Bij beschikking van 29 juni 2004 heeft het hof de man niet-ontvankelijk verklaard in zijn hoger beroep tegen de beschikking van de rechtbank te Breda van 22 mei 2003, voor zover gericht tegen de uitgesproken echtscheiding, voormelde beschikking vernietigd, voorzover daarin is bepaald dat de vrouw jegens de man bevoegd is de bewoning van de woning, gelegen aan de [a-straat 1] te [plaats] voort te zetten gedurende zes maanden na inschrijving van de beschikking tot echtscheiding in de registers van de burgerlijke stand, en in zoverre opnieuw rechtdoende, het verzoek van de vrouw met betrekking tot het voortgezet gebruik van de voormalige echtelijke woning alsnog afgewezen en heeft voormelde beschikking, voor zover aan zijn oordeel onderworpen, voor het overige bekrachtigd.
De beschikking van het hof is aan deze beschikking gehecht.
2. Het geding in cassatie
Tegen de beschikking van het hof heeft de man, wat de vaststelling van de alimentatie voor de vrouw betreft, beroep in cassatie ingesteld.
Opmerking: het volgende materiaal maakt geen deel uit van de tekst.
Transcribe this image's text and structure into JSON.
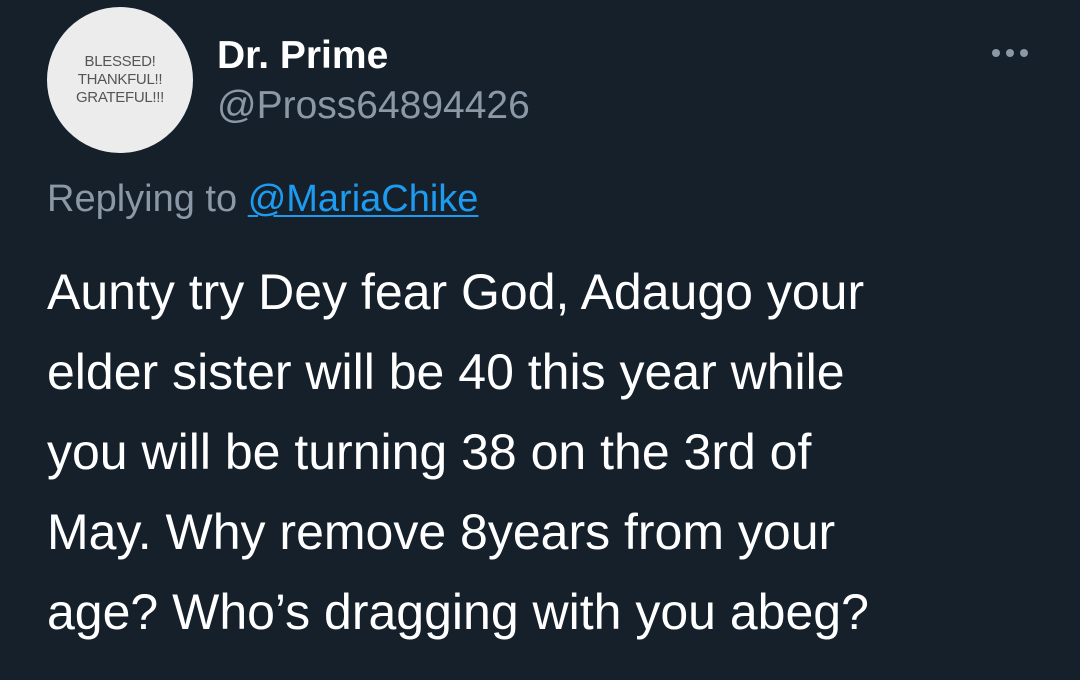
{
  "colors": {
    "background": "#15202b",
    "primary_text": "#ffffff",
    "secondary_text": "#8b98a5",
    "link": "#1d9bf0",
    "avatar_bg": "#ececec"
  },
  "author": {
    "avatar_lines": [
      "BLESSED!",
      "THANKFUL!!",
      "GRATEFUL!!!"
    ],
    "display_name": "Dr. Prime",
    "handle": "@Pross64894426"
  },
  "more_menu": {
    "icon": "more-horizontal-icon"
  },
  "reply_context": {
    "prefix": "Replying to",
    "target": "@MariaChike"
  },
  "tweet": {
    "lines": [
      "Aunty try Dey fear God, Adaugo your",
      "elder sister will be 40 this year while",
      "you will be turning 38 on the 3rd of",
      "May. Why remove 8years from your",
      "age? Who’s dragging with you abeg?"
    ]
  }
}
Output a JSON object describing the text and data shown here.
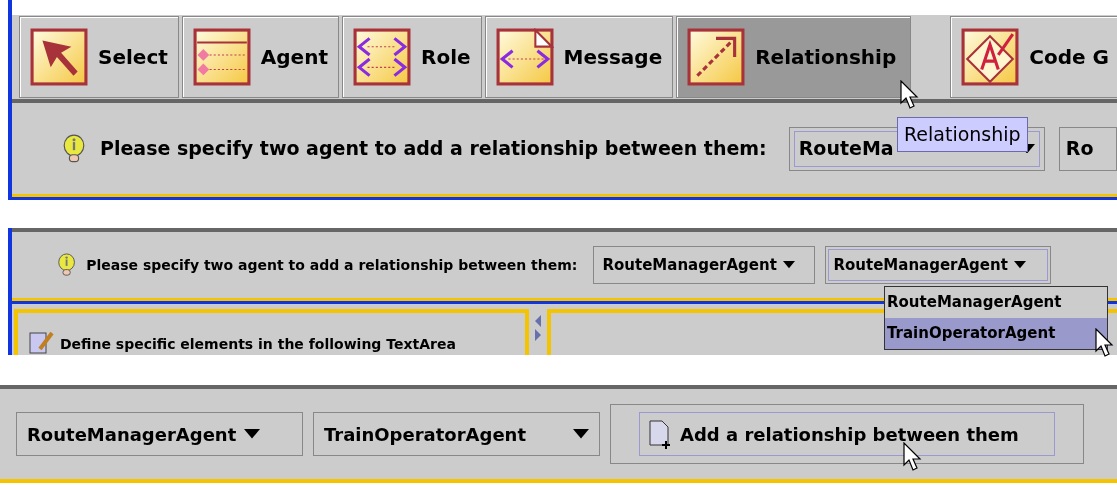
{
  "toolbar": {
    "buttons": [
      {
        "kind": "select",
        "label": "Select",
        "selected": false
      },
      {
        "kind": "agent",
        "label": "Agent",
        "selected": false
      },
      {
        "kind": "role",
        "label": "Role",
        "selected": false
      },
      {
        "kind": "message",
        "label": "Message",
        "selected": false
      },
      {
        "kind": "relationship",
        "label": "Relationship",
        "selected": true
      },
      {
        "kind": "code",
        "label": "Code G",
        "selected": false
      }
    ],
    "tooltip": "Relationship"
  },
  "prompt_1": {
    "message": "Please specify two agent to add a relationship between them:",
    "combo_1": "RouteMa",
    "combo_2": "Ro"
  },
  "prompt_2": {
    "message": "Please specify two agent to add a relationship between them:",
    "combo_1": "RouteManagerAgent",
    "combo_2": "RouteManagerAgent",
    "dropdown": [
      {
        "label": "RouteManagerAgent",
        "selected": false
      },
      {
        "label": "TrainOperatorAgent",
        "selected": true
      }
    ],
    "editor_hint": "Define specific elements in the following TextArea"
  },
  "prompt_3": {
    "combo_1": "RouteManagerAgent",
    "combo_2": "TrainOperatorAgent",
    "add_button": "Add a relationship between them"
  }
}
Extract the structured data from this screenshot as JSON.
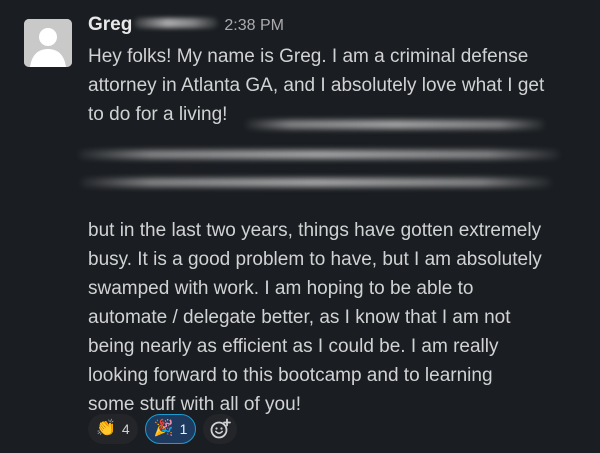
{
  "message": {
    "sender": "Greg",
    "timestamp": "2:38 PM",
    "lines_before": [
      "Hey folks! My name is Greg. I am a criminal defense",
      "attorney in Atlanta GA, and I absolutely love what I get",
      "to do for a living!"
    ],
    "lines_after": [
      "but in the last two years, things have gotten extremely",
      "busy. It is a good problem to have, but I am absolutely",
      "swamped with work. I am hoping to be able to",
      "automate / delegate better, as I know that I am not",
      "being nearly as efficient as I could be. I am really",
      "looking forward to this bootcamp and to learning",
      "some stuff with all of you!"
    ]
  },
  "reactions": [
    {
      "emoji": "👏",
      "icon": "clapping-hands-icon",
      "count": "4",
      "active": false
    },
    {
      "emoji": "🎉",
      "icon": "party-popper-icon",
      "count": "1",
      "active": true
    }
  ],
  "add_reaction_icon": "add-reaction-icon",
  "colors": {
    "background": "#1a1d21",
    "text": "#d1d2d3",
    "timestamp": "#ababad",
    "active_reaction_border": "#1d9bd1",
    "active_reaction_bg": "#1e3a5f"
  }
}
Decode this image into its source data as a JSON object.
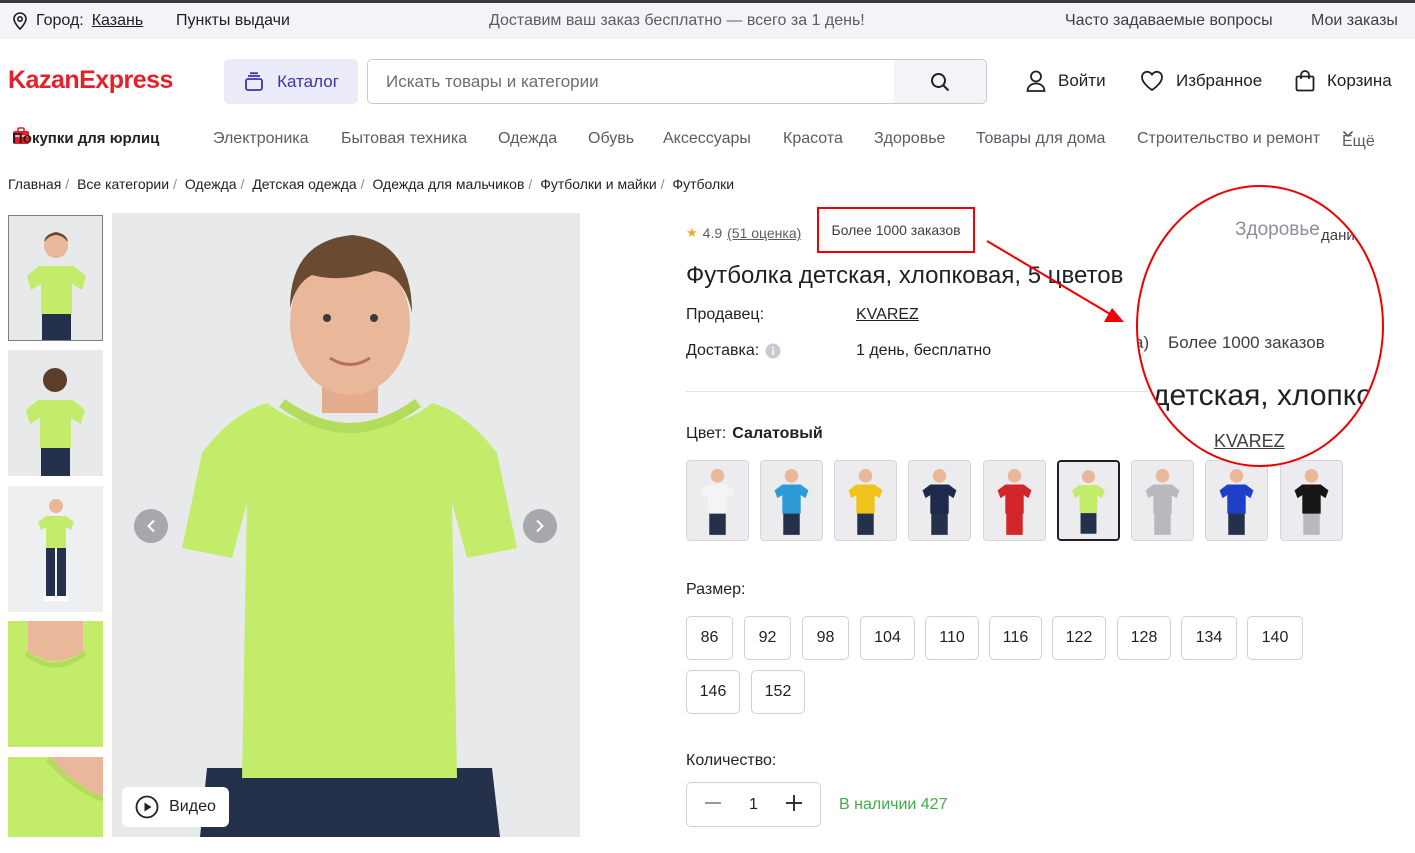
{
  "topbar": {
    "city_label": "Город:",
    "city_value": "Казань",
    "pickup": "Пункты выдачи",
    "promo": "Доставим ваш заказ бесплатно — всего за 1 день!",
    "faq": "Часто задаваемые вопросы",
    "orders": "Мои заказы"
  },
  "header": {
    "logo": "KazanExpress",
    "catalog_label": "Каталог",
    "search_placeholder": "Искать товары и категории",
    "login": "Войти",
    "favorites": "Избранное",
    "cart": "Корзина"
  },
  "category_nav": {
    "business": "Покупки для юрлиц",
    "items": [
      "Электроника",
      "Бытовая техника",
      "Одежда",
      "Обувь",
      "Аксессуары",
      "Красота",
      "Здоровье",
      "Товары для дома",
      "Строительство и ремонт"
    ],
    "more": "Ещё"
  },
  "breadcrumbs": [
    "Главная",
    "Все категории",
    "Одежда",
    "Детская одежда",
    "Одежда для мальчиков",
    "Футболки и майки",
    "Футболки"
  ],
  "product": {
    "rating": "4.9",
    "reviews": "(51 оценка)",
    "orders": "Более 1000 заказов",
    "title": "Футболка детская, хлопковая, 5 цветов",
    "seller_label": "Продавец:",
    "seller": "KVAREZ",
    "delivery_label": "Доставка:",
    "delivery": "1 день, бесплатно",
    "color_label": "Цвет:",
    "color_value": "Салатовый",
    "video_label": "Видео",
    "size_label": "Размер:",
    "sizes": [
      "86",
      "92",
      "98",
      "104",
      "110",
      "116",
      "122",
      "128",
      "134",
      "140",
      "146",
      "152"
    ],
    "qty_label": "Количество:",
    "qty_value": "1",
    "stock": "В наличии 427"
  },
  "zoom": {
    "top_fragment": "Здоровье",
    "top_fragment2": "дания",
    "orders_fragment_prefix": "а)",
    "orders_fragment": "Более 1000 заказов",
    "title_fragment": "детская, хлопко",
    "seller_fragment": "KVAREZ"
  },
  "colors": {
    "accent": "#e4212a",
    "catalog_bg": "#ebebfa",
    "catalog_text": "#3b35a8",
    "annotation": "#ee0000",
    "stock": "#3fae49",
    "shirt_selected": "#c4ec6b"
  },
  "swatch_colors": [
    "#f4f4f4",
    "#2f9bd6",
    "#f0c31a",
    "#1f2a4a",
    "#d3262a",
    "#c4ec6b",
    "#b8b9bc",
    "#1f3fc9",
    "#161616"
  ]
}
Het cassatierekest is aan deze beschikking gehecht en maakt daarvan deel uit.
De vrouw is in cassatie niet verschenen.
De conclusie van de Advocaat-Generaal L. Timmerman strekt tot verwerping van het beroep.
3. Beoordeling van het middel
De in het middel aangevoerde klachten kunnen niet tot cassatie leiden. Zulks behoeft, gezien art. 81 RO, geen nadere motivering nu de klachten niet nopen tot beantwoording van rechtsvragen in het belang van de rechtseenheid of de rechtsontwikkeling.
4. Beslissing
De Hoge Raad verwerpt het beroep.
Deze beschikking is gegeven door de vice-president J.B. Fleers als voorzitter en de raadsheren P.C. Kop, E.J. Numann, J.C. van Oven en F.B. Bakels, en in het openbaar uitgesproken door de vice-president P. Neleman op 16 september 2005.